• January 13, 2015

nuclear_fireball1 bomb explosionIf your client were sued for a car accident in which he rear-ended someone, you think you might be interested in evidence that the injured plaintiff “had a history of vision problems; suffered from dizziness, paranoia, and hallucinations while driving; had been instructed not to drive at night; and had been hospitalized hours before the accident” (which occurred at night, of course)? During the pendency of the lawsuit, the plaintiff dies and you, defense counsel, discover that plaintiff’s personal representative in the lawsuit had actually called police before the accident that night out of concern about plaintiff driving at night…And then you find out that plaintiff’s counsel held on to this information several months after a court order requiring production.

The U.S. Court of Appeals for the Eighth Circuit affirmed dismissal of Comstock v.
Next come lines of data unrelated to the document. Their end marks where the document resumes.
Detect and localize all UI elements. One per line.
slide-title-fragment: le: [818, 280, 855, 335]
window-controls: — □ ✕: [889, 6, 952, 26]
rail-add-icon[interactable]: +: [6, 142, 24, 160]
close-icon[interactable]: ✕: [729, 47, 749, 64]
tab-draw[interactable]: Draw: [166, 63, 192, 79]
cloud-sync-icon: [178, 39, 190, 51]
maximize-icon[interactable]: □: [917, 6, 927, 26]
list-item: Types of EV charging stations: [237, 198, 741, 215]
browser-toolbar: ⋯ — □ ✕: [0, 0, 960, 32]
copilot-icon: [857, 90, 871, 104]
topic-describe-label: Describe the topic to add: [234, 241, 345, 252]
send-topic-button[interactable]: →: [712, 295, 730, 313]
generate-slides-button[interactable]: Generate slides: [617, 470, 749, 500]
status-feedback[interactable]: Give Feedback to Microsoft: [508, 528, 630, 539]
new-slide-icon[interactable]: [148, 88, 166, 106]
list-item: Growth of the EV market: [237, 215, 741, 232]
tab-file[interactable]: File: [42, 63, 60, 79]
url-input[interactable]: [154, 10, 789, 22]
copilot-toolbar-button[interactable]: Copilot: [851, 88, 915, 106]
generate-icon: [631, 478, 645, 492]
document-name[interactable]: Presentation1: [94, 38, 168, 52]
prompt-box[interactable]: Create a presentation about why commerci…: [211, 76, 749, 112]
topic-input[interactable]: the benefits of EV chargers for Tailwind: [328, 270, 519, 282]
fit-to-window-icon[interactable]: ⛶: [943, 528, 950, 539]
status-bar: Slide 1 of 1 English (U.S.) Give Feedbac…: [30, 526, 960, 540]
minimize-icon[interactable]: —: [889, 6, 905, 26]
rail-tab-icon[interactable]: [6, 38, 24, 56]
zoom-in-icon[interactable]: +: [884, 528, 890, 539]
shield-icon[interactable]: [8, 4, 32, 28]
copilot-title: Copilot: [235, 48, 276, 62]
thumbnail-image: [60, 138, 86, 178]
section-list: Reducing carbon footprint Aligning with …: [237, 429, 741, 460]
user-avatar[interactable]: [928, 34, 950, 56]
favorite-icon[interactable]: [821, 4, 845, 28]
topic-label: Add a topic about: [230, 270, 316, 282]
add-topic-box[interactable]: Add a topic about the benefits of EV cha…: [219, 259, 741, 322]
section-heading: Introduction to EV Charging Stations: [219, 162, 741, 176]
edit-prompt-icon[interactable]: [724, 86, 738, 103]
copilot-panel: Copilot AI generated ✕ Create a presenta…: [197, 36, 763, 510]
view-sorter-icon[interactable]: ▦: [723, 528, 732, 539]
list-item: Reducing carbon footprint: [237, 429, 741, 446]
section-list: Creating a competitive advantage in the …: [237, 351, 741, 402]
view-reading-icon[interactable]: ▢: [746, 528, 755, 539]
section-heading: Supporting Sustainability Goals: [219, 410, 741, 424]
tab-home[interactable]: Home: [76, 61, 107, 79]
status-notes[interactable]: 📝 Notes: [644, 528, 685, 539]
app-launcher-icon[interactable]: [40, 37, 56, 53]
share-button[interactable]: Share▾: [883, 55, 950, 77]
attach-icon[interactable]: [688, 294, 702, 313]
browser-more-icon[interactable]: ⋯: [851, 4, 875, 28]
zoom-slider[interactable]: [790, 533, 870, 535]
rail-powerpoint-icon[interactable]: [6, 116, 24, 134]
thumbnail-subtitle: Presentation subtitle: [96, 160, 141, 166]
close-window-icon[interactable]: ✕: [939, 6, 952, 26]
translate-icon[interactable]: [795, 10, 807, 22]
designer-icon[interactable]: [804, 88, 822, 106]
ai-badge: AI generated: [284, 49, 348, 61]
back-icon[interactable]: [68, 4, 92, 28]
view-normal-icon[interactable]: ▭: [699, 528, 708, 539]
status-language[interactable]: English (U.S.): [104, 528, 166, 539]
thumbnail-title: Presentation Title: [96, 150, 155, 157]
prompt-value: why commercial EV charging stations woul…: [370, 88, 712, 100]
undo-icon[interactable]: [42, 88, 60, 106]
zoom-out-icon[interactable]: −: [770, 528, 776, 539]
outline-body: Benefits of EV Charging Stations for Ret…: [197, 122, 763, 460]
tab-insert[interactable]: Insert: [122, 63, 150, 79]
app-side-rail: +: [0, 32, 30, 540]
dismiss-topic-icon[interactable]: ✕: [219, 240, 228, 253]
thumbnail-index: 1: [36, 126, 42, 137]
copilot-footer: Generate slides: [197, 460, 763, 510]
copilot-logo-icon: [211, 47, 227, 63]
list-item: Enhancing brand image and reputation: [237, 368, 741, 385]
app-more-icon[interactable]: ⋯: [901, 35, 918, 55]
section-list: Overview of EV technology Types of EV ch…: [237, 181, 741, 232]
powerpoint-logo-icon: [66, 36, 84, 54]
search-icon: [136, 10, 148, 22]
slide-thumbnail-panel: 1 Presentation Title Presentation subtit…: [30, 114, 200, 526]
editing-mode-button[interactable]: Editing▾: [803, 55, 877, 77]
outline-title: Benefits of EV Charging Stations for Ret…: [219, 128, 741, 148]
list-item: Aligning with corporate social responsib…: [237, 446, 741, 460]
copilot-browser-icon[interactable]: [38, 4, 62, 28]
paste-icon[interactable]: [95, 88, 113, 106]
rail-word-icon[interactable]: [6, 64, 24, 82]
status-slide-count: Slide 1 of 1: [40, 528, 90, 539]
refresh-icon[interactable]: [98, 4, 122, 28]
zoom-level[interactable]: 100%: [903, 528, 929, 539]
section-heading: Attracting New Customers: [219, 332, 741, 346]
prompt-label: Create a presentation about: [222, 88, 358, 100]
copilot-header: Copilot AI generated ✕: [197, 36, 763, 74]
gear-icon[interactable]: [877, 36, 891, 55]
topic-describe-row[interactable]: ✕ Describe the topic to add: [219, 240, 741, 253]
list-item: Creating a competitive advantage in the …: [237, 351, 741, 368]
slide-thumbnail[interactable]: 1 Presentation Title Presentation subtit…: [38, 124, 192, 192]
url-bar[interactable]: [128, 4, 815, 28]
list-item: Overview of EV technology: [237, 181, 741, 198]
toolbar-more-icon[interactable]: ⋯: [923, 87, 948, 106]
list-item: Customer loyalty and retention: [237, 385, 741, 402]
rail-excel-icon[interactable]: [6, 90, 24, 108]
UPS Ground Freight due to the plaintiff’s, plaintiff’s representative’s, and plaintiff’s counsel’s apparent discovery misconduct. Between the three of them (and then some (hello? supervising senior lawyer?)), you kind of have to wonder who was primarily responsible for this litigation disaster. It looks as if plaintiff’s counsel was a junior lawyer at a firm that specializes in personal injury/car accident cases. Rookie error? We’ll never know. But errors or omissions in civil discovery in Comstock v. UPS Ground Freight appear to have converted what, in theory, could have been a case with some settlement value into a case with serious negative value. It is obvious from the Eighth Circuit opinion that plaintiff’s counsel had invested some money into the case (hiring, for example, an accident reconstruction expert (but then failing to produce all of the expert’s test results, as required).